Es dauerte eine Weile, bis Vivienne als Erste ihre Sprache wiedergefunden hatte: "Es ist also Traugott selbst, der Hand an Ella gelegt hat. Dabei dachte ich immer noch, er wäre unser Beschützer."
"Habe ich dir nicht gleich gesagt, dass es Traugott nur ums Geld geht?", trumpfte Myriane auf. "Dem ist unser Leben scheißegal. Und vor Weihnachten dreht Traugott doch völlig am Rad. War noch jedes Jahr so."
"Dann bleibt uns keine Wahl: Wir müssen zurückschlagen", beschloss Vivienne und schmiedete eifrig einen Plan, dem alle beherzt zustimmten.
Mitten in ihren Planungen hörten sie ein Geräusch an der Tür.
"Es ist soweit", flüsterte Vivienne.
Ehrfürchtiges Nicken war die Antwort. Sie alle wussten, was das zu bedeuten hatte.
Die Tür ging auf und Traugotts Silhouette tauchte auf. In seiner Hand hielt er eine Axt.
Vivienne, Myriane, Tina und Franka vergaßen zu atmen vor Schreck. Der Anblick, wie sich der betrunkene Mann mit dem gefährlichen Instrument in der Hand ihnen näherte, verursachte ihnen Gänsehaut.

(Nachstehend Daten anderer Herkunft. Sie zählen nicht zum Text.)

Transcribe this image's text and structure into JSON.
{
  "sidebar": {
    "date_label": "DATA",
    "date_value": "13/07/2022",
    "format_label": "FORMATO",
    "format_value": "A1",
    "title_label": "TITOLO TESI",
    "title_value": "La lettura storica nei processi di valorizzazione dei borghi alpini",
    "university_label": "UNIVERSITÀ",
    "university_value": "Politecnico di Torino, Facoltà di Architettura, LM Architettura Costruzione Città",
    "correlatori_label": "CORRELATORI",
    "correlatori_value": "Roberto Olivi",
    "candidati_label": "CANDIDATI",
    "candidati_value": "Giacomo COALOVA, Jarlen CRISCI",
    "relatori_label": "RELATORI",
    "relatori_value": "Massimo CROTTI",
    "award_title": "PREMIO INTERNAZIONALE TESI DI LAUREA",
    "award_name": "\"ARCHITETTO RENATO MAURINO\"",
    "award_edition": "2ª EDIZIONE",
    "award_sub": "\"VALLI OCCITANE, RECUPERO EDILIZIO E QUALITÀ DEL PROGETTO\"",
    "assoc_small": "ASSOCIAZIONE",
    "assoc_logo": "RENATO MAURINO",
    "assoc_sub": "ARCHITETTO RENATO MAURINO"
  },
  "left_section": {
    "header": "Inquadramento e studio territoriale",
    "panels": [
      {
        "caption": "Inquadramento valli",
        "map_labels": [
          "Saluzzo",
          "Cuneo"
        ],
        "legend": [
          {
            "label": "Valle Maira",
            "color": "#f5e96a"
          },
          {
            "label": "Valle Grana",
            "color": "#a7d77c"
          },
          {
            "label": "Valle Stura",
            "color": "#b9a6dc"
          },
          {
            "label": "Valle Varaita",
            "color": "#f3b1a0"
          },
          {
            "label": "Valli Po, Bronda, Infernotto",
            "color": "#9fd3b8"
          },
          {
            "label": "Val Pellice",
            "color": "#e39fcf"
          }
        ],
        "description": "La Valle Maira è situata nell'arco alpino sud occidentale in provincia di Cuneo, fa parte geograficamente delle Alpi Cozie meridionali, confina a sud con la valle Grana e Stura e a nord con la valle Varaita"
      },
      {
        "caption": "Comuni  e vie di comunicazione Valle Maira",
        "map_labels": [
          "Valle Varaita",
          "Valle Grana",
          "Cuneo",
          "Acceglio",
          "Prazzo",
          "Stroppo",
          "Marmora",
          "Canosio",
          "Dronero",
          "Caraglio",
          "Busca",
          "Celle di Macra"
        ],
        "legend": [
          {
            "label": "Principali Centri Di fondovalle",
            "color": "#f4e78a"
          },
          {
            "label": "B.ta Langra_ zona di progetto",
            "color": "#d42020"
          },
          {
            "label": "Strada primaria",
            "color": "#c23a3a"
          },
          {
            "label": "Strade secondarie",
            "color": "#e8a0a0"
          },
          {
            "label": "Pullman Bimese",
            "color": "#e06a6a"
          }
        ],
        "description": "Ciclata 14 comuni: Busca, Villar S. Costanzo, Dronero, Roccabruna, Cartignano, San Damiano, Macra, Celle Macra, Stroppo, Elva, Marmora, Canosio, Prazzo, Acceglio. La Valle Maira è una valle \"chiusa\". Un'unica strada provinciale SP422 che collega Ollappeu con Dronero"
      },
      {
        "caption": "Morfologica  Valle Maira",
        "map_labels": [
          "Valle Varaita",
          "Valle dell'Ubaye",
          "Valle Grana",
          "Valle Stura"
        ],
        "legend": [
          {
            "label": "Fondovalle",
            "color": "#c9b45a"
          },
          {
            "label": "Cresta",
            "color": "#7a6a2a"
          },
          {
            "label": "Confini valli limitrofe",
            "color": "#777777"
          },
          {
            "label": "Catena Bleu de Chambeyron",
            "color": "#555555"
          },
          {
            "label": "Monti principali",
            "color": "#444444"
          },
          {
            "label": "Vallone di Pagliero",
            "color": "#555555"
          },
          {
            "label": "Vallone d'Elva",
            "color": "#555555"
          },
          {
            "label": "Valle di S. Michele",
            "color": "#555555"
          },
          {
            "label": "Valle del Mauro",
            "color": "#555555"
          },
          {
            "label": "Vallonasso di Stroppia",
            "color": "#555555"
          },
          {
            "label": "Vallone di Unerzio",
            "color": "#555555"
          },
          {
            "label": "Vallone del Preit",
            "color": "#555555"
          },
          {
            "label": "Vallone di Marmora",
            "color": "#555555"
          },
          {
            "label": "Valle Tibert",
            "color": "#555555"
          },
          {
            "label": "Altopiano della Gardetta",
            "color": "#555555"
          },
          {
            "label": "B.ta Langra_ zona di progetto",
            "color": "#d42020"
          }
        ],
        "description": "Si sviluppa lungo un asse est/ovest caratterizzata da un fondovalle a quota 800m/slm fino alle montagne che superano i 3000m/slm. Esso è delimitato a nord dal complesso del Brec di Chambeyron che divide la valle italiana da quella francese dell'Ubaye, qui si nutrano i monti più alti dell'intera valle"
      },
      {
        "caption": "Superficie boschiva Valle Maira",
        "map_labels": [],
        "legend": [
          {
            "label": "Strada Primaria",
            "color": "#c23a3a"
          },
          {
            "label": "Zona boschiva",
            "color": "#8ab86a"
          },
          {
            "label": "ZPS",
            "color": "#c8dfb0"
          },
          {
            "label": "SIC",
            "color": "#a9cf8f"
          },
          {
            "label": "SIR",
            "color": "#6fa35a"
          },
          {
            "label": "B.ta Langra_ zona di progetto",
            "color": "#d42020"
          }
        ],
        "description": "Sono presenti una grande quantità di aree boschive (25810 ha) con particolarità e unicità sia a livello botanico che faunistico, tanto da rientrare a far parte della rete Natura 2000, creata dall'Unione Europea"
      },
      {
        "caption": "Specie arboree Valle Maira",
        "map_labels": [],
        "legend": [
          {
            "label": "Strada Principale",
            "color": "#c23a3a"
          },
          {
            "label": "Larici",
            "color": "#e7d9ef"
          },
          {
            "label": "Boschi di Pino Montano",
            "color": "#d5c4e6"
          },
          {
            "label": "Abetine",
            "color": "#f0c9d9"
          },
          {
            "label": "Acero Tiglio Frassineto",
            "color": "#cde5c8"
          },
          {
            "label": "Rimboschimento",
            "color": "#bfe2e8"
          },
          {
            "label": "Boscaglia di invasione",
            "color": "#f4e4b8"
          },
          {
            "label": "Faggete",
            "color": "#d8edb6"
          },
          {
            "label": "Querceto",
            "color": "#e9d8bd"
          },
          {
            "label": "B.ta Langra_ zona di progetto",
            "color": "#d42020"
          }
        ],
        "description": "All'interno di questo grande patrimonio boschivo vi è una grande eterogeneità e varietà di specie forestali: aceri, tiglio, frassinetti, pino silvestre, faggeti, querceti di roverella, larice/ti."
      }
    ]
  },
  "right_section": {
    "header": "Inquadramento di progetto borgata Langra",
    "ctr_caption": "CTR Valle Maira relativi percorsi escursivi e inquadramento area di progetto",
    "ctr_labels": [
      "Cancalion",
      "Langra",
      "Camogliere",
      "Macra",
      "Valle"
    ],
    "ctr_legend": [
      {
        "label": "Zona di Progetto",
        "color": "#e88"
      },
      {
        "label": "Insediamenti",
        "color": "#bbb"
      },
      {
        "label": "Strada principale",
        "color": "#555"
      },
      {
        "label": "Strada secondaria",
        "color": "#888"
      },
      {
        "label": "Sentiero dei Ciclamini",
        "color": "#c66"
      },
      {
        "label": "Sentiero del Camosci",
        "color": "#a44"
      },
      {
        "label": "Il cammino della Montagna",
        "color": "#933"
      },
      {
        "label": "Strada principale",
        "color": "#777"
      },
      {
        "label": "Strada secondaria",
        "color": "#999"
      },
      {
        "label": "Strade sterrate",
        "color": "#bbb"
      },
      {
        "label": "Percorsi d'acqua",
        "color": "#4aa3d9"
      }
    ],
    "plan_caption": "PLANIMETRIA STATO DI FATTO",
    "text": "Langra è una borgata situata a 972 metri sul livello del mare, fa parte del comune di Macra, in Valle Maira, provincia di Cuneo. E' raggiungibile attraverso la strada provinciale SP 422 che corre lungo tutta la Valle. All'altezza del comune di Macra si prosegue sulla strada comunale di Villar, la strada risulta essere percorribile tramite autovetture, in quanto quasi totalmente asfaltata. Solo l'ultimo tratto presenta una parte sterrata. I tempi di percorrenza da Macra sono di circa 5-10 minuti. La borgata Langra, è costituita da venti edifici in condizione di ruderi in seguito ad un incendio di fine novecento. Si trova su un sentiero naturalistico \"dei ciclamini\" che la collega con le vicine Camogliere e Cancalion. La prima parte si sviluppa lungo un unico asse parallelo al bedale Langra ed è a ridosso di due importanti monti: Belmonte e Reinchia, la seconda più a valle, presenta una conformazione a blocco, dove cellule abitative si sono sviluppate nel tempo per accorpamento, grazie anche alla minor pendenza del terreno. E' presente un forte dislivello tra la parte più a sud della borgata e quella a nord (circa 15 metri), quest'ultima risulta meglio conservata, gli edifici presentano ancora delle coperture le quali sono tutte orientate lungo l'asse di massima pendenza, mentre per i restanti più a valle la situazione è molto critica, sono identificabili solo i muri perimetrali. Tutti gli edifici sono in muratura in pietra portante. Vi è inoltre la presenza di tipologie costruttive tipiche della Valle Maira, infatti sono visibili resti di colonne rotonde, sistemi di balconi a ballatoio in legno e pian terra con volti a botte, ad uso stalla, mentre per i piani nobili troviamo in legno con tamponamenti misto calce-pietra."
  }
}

Doch jetzt durften sie auf keinen Fall die Nerven verlieren. Traugott war unzurechnungsfähig. Wenn sie nicht aufpassten, waren sie alle tot.
"Wo seid ihr nur? Glaubt ihr, ihr könnt mir entkommen?" Er lachte gehässig. "Kommt nur heraus zu eurem Herrn und Gebieter. Oder habt ihr vergessen, wo ihr herkommt?"
Absolute Stille.
"Scheiße! Ich zeige euch mal, wo hier der Hammer hängt." Mit voller Wucht ließ er die Axt auf den hölzernen Boden niedersausen. Dabei schlug der spitze Keil so tief ein, dass es ihm nicht mehr gelang, ihn herauszuziehen.

Der Zeitpunkt ist gekommen

Das war der richtige Zeitpunkt. Mit lautem Geschnatter stürmten Myriane, Tina, Franka und Vivienne aus ihren Verstecken und hackten und pickten mit allen ihren zur Verfügung stehenden Mitteln auf den Mann ein, der immer hilfloser wurde, bis er blutüberströmt am Boden lag.
"Ihr undankbares Pack", schnaufte Traugott noch mit letzter Kraft. "Was glaubt ihr, warum ich euch das ganze Jahr mäste. Doch nur für Weihnachten. Was ist ein Weihnachten ohne Weihnachtsgans?" Dann schloss er die Augen für immer.
Vivienne schüttelte ihre weißen Federn aus, wischte sich ihren blutverschmierten Schnabel sauber und meinte zufrieden: "Diese Tat sollten wir überall verkünden. Nur so gelingt es uns, auf der ganzen Welt das Weihnachtsfest zu boykottieren."